Internally, every team now factors injuries into their model of operation. If you’re a franchise that has the fewest man-games lost in any given year, two things are probably happening: (1) Your team’s training and health support staff are doing a solid job, and (2) You’re on the good end of plain old luck. No workout or game plan can fully prevent injuries from happening, but you can put players in a position where they’ve got the best odds of playing every game on their team’s schedule. (Rachel Doerrie expanded on this topic back in April.)
But luck is what winds up keeping GMs and coaches awake in the wee hours of the morning. Luck can be the difference between missing and making the Stanley Cup playoffs and between a deep playoff run and an early post-season exit. It may drive some fans and media nuts to chalk up an organization’s success to good fortune, but in a league where talent is spread out fairly evenly across all 32 teams, the fine line between winning and losing can often come down to the teams that are healthiest, especially at the right time of the season.
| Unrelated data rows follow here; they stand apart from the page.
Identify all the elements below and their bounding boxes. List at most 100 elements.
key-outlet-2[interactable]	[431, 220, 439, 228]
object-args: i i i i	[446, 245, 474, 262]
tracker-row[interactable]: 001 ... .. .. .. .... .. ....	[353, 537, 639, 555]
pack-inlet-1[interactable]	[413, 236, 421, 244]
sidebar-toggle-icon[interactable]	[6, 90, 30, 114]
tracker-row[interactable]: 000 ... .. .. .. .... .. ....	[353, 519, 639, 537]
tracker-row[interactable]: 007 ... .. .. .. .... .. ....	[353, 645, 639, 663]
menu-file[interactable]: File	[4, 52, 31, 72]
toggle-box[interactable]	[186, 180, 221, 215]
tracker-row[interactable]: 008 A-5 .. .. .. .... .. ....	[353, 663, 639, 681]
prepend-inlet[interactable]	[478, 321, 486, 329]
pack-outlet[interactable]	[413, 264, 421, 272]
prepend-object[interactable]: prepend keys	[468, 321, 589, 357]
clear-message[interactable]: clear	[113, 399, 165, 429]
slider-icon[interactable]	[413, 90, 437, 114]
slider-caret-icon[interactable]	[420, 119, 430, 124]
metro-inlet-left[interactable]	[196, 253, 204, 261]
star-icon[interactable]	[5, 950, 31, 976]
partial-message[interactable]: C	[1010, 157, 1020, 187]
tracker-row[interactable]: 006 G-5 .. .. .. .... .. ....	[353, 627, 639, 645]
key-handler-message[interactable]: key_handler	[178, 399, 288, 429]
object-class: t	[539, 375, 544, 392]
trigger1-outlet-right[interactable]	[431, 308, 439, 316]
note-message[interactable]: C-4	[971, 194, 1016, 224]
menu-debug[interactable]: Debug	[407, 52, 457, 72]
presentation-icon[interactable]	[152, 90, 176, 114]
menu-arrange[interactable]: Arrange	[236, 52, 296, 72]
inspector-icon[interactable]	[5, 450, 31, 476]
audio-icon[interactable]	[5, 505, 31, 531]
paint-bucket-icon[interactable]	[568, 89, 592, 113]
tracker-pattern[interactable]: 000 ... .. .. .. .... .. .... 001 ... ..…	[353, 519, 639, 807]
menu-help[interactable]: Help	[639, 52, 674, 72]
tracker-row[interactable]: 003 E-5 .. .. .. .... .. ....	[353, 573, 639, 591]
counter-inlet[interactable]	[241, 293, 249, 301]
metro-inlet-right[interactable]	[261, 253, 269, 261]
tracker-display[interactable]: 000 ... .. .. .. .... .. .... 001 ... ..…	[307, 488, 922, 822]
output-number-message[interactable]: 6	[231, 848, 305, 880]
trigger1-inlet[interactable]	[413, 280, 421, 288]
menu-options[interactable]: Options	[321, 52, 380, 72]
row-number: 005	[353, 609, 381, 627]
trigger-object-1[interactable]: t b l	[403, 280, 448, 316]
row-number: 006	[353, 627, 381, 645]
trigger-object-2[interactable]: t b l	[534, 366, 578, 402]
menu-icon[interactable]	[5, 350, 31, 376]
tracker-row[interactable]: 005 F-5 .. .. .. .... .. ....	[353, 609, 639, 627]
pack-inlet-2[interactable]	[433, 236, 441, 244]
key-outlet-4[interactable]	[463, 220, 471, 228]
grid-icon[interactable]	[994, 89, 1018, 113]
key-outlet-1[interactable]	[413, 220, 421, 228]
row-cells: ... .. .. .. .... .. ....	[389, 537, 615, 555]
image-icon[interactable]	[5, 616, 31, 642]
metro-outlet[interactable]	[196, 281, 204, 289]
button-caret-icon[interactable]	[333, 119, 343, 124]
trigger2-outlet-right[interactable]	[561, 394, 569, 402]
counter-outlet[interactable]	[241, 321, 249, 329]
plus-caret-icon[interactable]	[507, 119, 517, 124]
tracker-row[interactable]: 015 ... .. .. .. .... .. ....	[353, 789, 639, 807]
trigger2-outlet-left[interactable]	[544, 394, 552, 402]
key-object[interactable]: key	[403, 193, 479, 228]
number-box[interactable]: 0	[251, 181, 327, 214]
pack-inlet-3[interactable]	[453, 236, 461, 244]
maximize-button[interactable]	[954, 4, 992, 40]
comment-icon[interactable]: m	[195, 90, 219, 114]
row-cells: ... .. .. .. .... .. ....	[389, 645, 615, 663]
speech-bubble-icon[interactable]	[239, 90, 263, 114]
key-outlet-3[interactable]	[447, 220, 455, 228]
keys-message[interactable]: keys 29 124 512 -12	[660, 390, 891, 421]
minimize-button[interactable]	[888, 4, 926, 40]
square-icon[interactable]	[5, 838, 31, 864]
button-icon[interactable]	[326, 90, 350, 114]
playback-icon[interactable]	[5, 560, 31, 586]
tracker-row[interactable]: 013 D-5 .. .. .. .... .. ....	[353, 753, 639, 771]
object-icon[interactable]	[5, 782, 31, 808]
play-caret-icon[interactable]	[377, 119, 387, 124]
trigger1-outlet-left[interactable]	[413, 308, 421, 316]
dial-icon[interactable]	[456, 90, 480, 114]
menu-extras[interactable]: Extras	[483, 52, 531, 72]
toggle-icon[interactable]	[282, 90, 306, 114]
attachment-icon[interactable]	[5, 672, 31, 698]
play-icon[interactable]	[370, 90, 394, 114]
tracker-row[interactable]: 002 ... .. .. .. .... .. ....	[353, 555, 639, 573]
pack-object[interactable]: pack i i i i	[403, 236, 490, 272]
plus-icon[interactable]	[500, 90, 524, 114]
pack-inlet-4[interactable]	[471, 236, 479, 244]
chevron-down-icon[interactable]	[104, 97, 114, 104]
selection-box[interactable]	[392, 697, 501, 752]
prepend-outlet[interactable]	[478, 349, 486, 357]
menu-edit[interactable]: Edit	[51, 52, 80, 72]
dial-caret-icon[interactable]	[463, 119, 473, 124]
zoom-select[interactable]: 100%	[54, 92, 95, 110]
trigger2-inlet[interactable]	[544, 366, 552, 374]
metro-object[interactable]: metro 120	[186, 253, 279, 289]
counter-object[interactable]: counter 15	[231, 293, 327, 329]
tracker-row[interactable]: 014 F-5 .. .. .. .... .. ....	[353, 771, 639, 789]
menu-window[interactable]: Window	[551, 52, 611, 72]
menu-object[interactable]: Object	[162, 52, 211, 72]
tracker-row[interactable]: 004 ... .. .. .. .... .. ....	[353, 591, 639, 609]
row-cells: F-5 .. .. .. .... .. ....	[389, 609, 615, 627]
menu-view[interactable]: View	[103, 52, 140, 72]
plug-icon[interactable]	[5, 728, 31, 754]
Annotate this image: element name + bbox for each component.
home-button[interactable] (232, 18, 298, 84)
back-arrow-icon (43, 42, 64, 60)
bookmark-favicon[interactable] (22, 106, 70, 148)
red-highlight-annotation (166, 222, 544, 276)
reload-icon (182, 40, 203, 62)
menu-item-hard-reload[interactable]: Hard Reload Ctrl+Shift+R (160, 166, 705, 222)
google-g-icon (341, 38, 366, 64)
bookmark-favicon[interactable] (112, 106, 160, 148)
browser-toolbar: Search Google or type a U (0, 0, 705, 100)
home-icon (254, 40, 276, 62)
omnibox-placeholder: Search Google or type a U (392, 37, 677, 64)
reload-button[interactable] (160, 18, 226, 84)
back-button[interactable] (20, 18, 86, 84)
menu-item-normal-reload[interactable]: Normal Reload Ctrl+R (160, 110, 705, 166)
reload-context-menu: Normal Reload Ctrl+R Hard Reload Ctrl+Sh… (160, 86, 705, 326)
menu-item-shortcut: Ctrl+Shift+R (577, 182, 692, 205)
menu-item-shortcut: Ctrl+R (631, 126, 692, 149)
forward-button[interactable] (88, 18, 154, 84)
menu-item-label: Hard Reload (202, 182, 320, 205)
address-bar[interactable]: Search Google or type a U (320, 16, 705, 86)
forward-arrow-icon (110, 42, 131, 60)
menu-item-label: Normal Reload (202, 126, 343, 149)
Some teams indeed thrive despite their injured players, but by and large, if you lose a top talent or two for an extended period, all the contributions from players who are healthy won’t be enough to put you in a playoff position by next spring. The best thing fans can do knowing the truth of the matter is hold their breath throughout the first stages of the season and hope durability proves to be an area they ultimately do well in. If there were a method to achieve that goal, all teams would follow it. But the reality is nobody can predict what’s ahead for their team this year.
The name of the game for NHL teams and individuals is “rolling with the punches” and hoping the hockey gods look kindly on you on the health front. And that’s unlikely to change in the months and years to come.